Given an operator $A$, not necessarily closed, if the closure of its graph in $B\oplus B$ happens to be the graph of some operator, we call that operator the closure of $A$, and we say that $A$ is closable. We denote the closure of $A$ by $\overline{A}$. It follows easily that $A$ is the restriction of $\overline{A}$ to $\mathscr{D}(A)$.

A core of a closable operator is a subset $\mathscr{C}$ of $\mathscr{D}(A)$ such that the closure of the restriction of $A$ to $\mathscr{C}$ is $\overline{A}$.
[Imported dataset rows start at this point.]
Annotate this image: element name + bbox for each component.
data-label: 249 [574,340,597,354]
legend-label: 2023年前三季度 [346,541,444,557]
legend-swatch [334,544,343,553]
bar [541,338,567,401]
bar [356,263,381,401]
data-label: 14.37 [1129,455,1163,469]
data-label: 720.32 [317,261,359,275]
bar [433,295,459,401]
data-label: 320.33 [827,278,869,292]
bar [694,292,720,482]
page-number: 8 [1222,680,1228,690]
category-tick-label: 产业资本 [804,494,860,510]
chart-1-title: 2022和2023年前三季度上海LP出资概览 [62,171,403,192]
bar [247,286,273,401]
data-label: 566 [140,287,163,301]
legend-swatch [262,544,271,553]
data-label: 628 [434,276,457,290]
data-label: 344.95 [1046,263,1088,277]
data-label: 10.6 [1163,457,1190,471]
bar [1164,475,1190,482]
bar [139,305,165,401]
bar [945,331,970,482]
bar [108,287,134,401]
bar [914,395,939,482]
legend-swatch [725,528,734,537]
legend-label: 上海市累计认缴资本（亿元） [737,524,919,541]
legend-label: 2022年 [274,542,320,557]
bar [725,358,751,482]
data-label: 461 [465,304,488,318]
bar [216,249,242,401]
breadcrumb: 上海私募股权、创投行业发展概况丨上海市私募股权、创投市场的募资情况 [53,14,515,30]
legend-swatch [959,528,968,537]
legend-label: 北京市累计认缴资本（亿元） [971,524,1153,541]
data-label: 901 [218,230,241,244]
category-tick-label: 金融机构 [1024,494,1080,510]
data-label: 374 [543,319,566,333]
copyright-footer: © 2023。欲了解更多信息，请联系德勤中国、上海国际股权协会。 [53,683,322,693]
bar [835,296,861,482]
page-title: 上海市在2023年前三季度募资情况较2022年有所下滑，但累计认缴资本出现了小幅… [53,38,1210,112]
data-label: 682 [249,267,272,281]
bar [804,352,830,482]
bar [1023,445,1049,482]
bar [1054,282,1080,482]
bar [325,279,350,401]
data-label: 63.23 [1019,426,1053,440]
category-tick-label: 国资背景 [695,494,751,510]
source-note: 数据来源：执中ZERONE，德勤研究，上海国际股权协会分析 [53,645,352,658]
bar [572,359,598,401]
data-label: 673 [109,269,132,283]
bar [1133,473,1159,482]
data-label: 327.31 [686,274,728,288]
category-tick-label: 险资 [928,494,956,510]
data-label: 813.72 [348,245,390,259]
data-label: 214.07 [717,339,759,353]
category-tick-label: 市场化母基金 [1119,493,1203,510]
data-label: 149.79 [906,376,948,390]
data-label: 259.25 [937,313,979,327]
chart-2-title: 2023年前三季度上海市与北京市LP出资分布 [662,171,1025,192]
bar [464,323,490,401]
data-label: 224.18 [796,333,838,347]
The following properties are easily checked:

1. 1.

   Any bounded linear operator defined on the whole space $B$ is closed;

2. 2.

   If $A$ is closed then $A-\lambda I$ is closed;

3. 3.

   If $A$ is closed and it has an inverse, then $A^{{-1}}$ is also closed;

4. 4.

   An operator $A$ admits a closure if and only if for every pair of sequences $\{x_{n}\}$ and $\{y_{n}\}$ in $\mathscr{D}(A)$, both converging to $z\in B$, and such that both $\{Ax_{n}\}$ and $\{Ay_{n}\}$ converge, it holds $\lim_{n}Ax_{n}=\lim_{n}Ay_{n}$.